1-La première question d’Élisabeth Bonnet-Pineau (EBP) porte sur la définition même de la ruralité. Quels en sont les éléments de spécificité ? Quelle en est la singularité ?

Selon Pierre Pistre (PP), la réponse ne peut être que complexe et change selon le critère adopté. D’abord, la définition du rural en France est étroitement liée à la manière de définir la ville : en effet, depuis le XVIIIe et surtout le XIX siècle, il est avant tout défini comme « tout ce qui n’est pas urbain » (cf. définition de la ville comme un espace de bâtis agglomérés de plus de 2000 habitants). Ensuite, la complexité tient aujourd’hui à la pluralité des définitions statistiques – notamment produites par l’INSEE – qui co-existent pour définir les espaces ruraux ; par exemple, en fonction des critères choisis, la population rurale varie entre 4,5% et 44% de la population totale. Pour clarifier la définition statistique du rural en France, l’INSEE prévoit de publier pour mi-2020 un nouveau zonage spécifique, en associant vraisemblablement des critères démographiques et fonctionnels.

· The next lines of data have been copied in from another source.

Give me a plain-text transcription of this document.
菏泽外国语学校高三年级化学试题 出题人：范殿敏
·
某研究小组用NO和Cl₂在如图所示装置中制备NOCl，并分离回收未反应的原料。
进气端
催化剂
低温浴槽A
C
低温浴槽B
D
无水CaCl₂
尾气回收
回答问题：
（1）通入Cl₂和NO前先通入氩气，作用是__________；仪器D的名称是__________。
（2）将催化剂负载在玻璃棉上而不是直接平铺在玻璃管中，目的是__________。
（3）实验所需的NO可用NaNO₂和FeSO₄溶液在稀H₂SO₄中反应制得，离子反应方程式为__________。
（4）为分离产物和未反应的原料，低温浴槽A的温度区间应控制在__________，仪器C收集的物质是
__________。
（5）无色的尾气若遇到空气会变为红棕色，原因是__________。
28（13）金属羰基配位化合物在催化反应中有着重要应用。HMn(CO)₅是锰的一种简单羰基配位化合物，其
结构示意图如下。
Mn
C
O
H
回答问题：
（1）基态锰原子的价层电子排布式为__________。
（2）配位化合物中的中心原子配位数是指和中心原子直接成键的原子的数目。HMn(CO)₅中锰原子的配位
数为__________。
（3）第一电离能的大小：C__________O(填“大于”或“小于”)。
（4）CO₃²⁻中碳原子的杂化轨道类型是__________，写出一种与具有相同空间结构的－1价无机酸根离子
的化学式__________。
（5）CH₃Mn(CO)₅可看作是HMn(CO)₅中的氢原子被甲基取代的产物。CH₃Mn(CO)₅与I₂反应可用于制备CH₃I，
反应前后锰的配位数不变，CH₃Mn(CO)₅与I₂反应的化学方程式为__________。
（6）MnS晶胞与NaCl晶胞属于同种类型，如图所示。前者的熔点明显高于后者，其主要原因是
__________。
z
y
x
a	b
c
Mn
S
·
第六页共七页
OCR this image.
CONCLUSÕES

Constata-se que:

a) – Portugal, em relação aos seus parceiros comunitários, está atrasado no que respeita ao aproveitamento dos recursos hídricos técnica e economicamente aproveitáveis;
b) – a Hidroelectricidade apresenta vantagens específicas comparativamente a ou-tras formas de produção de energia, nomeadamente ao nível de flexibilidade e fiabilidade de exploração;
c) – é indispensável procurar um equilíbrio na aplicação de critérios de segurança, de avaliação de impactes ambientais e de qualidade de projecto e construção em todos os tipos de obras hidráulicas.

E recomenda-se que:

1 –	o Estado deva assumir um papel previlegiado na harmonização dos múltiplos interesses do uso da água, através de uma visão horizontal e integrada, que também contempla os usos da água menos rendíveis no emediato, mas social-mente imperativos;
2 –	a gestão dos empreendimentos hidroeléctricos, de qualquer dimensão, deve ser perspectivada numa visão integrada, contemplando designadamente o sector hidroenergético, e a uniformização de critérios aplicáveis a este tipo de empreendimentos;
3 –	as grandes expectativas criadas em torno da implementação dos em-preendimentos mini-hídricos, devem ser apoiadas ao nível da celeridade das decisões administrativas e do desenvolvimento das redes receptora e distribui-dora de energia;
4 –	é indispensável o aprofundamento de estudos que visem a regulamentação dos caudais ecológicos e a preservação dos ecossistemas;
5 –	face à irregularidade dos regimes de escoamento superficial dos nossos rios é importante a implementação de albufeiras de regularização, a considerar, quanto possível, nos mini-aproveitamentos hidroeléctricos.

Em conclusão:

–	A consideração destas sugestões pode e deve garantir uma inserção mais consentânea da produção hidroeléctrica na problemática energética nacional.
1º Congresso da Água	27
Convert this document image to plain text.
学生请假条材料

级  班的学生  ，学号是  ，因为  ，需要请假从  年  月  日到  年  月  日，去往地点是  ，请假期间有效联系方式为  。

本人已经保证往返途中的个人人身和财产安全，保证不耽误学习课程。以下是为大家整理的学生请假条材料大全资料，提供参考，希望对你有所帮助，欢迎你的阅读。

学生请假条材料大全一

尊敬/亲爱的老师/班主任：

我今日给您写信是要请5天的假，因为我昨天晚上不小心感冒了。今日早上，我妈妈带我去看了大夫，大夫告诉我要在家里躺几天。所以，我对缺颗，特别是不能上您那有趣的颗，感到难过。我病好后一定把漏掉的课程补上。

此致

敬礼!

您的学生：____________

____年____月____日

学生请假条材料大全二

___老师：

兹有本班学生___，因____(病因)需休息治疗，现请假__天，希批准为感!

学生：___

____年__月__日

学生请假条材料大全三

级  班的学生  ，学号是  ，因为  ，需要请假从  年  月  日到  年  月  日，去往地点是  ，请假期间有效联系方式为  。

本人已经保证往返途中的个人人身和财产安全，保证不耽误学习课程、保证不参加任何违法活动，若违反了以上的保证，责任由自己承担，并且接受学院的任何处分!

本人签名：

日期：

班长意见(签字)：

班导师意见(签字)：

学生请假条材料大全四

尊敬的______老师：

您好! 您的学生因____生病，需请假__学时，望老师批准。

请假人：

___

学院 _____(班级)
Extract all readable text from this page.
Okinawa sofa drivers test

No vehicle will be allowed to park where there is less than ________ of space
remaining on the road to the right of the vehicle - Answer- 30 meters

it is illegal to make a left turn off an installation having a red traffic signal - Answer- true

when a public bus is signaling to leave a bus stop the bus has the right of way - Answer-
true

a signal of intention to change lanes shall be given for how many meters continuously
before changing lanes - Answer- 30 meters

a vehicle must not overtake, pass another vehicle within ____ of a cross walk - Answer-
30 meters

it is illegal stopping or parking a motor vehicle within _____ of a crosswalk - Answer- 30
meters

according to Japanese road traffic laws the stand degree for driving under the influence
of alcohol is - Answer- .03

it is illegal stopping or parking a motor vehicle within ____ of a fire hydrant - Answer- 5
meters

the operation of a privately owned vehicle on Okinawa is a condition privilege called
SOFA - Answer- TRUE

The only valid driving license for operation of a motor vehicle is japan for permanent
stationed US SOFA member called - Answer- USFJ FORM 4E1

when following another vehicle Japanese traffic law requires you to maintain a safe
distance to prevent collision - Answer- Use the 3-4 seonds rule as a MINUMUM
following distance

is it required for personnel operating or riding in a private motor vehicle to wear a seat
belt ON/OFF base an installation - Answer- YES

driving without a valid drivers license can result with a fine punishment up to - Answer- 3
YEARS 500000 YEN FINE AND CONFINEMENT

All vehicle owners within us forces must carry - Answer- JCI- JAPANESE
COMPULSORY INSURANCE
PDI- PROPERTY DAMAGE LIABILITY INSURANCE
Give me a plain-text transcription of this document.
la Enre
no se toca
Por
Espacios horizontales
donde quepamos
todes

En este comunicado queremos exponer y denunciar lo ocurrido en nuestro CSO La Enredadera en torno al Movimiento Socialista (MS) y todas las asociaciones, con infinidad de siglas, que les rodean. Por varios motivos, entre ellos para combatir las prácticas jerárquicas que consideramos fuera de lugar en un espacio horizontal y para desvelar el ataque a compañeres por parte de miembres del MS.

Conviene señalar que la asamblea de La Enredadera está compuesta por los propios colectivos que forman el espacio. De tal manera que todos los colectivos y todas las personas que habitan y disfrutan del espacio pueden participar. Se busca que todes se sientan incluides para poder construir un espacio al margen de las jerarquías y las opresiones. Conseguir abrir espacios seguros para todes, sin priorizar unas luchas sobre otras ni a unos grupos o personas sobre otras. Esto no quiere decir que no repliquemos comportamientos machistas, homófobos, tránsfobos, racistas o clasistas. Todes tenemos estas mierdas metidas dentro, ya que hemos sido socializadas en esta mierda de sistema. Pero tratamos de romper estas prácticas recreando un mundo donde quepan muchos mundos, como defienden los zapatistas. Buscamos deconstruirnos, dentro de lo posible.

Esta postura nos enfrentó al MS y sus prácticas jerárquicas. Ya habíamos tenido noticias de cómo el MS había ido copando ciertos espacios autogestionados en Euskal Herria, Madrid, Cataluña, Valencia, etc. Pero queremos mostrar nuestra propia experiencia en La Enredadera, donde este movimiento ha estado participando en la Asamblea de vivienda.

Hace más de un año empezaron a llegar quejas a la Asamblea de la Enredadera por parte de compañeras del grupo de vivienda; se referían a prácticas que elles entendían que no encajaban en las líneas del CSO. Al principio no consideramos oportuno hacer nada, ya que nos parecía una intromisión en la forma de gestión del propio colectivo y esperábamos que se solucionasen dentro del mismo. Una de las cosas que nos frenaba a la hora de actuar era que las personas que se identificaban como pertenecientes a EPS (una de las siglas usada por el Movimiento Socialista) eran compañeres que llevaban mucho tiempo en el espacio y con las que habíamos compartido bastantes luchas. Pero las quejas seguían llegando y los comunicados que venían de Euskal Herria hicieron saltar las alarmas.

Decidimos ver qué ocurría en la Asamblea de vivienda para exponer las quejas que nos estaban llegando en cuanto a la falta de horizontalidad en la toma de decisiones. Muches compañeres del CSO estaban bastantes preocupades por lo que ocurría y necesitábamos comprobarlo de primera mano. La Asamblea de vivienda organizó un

Monique Poulot-Moreau (MPM) insiste sur la difficulté à définir la ruralité selon un critère statistique car les enjeux sont très forts dans les politiques publiques. La définition fait appel à des notions compliquées (par exemple, selon une définition européenne, Le plateau de Saclay fait partie du monde rural). Et où placer la notion de densité (de la population et des réseaux) ? On assiste à un glissement du rural vers de nouvelles ruralités.

 

2-EBP s’interroge sur l’hétérogénéité des enjeux, la multiplicité des recompositions sociales, les dynamiques rurales actuelles.

Pour PP, il faut notamment s’intéresser aux transformations rurales sous l’angle de l’évolution des populations, et une approche géographique à plusieurs échelles permet de rendre compte avec précision des principales tendances contemporaines. A l’échelle nationale, on constate une reprise démographique dans une majorité de communes rurales, portée principalement par un solde migratoire positif (cf. plus d’installations résidentielles que de départs) ; pour autant, cette reprise n’est pas générale, de nombreux territoires ruraux continuent de perdre de la population et des signes de fragilisation de la reprise sont apparus après la crise économique de 2007-2008. A l’échelle régionale, des oppositions assez nettes s’observent ensuite : les reprises démographiques sont largement majoritaires dans l’ouest et le sud du pays, plus inégales dans le Centre, et minoritaires dans les campagnes du Nord et du Grand-Est en raison principalement de déficits migratoires. Toutefois, des différences importantes peuvent exister à l’échelle locale entre des communes voisines, dans des contextes régionaux majoritairement en croissance comme en décroissance ; les explications tiennent aux aménités locales (paysages, vie associative, équipements publics…) ou encore aux politiques municipales (ex. rénovation de logements, viabilisation de terrains…).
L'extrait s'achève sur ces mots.